Friday, July 16, 2010

Nerves and teaching

I've been teaching group fitness for 22 years and Turbo for about 4.  I had a friend share her notes with me when she started teaching Turbo in round 6 but it looked like Greek to me, and I didn't think it was my 'style'....by golly, I'm a 'freestyler'!    

Now Turbo is one of my favorites classes that I teach and I teach almost everything!  PiYo is a close second!
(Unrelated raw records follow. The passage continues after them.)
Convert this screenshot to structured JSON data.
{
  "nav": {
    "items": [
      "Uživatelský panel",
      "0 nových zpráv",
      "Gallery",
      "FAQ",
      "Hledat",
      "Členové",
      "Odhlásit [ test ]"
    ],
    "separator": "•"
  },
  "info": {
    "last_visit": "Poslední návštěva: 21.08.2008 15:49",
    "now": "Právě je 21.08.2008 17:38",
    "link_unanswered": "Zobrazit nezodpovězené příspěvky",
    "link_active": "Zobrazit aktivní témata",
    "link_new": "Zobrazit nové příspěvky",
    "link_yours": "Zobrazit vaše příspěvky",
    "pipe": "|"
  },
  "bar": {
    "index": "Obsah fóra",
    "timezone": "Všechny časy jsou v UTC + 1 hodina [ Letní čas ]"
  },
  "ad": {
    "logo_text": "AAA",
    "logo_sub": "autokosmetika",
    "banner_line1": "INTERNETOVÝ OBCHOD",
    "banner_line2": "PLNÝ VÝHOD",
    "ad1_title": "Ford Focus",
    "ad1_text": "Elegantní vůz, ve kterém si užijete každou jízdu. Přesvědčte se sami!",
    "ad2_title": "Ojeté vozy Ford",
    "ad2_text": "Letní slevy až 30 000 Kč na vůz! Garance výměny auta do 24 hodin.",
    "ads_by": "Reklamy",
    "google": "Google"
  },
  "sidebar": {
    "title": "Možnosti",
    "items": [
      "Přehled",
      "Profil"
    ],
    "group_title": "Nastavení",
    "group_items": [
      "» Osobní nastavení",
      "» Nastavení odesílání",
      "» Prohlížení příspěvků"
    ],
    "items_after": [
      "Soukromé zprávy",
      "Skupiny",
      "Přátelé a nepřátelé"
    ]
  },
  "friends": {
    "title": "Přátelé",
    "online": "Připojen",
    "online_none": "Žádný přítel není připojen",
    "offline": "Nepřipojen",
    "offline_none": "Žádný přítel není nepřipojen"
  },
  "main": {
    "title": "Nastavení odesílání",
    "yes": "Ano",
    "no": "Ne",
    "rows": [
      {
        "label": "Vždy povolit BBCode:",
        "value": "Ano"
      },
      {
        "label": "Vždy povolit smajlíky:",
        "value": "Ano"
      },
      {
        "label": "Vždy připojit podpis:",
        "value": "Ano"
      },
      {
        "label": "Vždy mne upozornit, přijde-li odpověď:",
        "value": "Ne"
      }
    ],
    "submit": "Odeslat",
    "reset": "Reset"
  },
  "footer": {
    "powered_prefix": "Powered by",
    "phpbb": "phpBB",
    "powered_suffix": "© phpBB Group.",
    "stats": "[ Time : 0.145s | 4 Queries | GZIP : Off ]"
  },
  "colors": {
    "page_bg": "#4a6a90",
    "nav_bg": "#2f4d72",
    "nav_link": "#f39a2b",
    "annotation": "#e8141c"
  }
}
I still get nervous teaching- especially when a new round comes out, but I always look at it as motivation and as a good thing.  I really care that my students have fun, are challenged to their level and get a great workout- whether I have one student (happens once in a while:) or 75 students in the
room.    It's not an easy thing to do when you have multiple fitness levels and skills all in the same class.  Learning how to challenge your A+ students without losing your B, C & D students who are new or just sort of "on-the-fence" about fitness is the real challenge of teaching and motivating others.  Your A students make our job easier, but those B-D students NEED inspiration and motivation to come back again!   

Just know that if you are a great instructor, you will never "know everything", you will never stop learning how to be a better instructor and although mastery will come with time, you're never "done" improving your fitness knowledge and teaching skills! 

Just vow to never be the instructor stuck in a time warp wearing scrunchy socks and thong body suit teaching high impact aerobics, circa 1986 when it's 2010!!!!!  Trust me....I used to teach high impact aerobics wearing scrunch socks, a thong body suit and taught hi/lo in 1986.... 7 days a week!!!  Good thing fitness has evolved or I would probably have no Achilles tendons or knee cartilage left by now!  Cross training is key for longevity with any fitness program! 

The nervous feeling does go away, it just takes so time and before you know it you will feel comfortable up there and can let more of your personality reveal itself to the class.  This is what allows you to engage the class.  At this stage you are probably really focused on your counts and the choreo but as that becomes natural the rest just falls into place.

I remember being very nervous initially, then only if other TK instructors came to my class, now just a slight, slight amount the first time I teach a new round.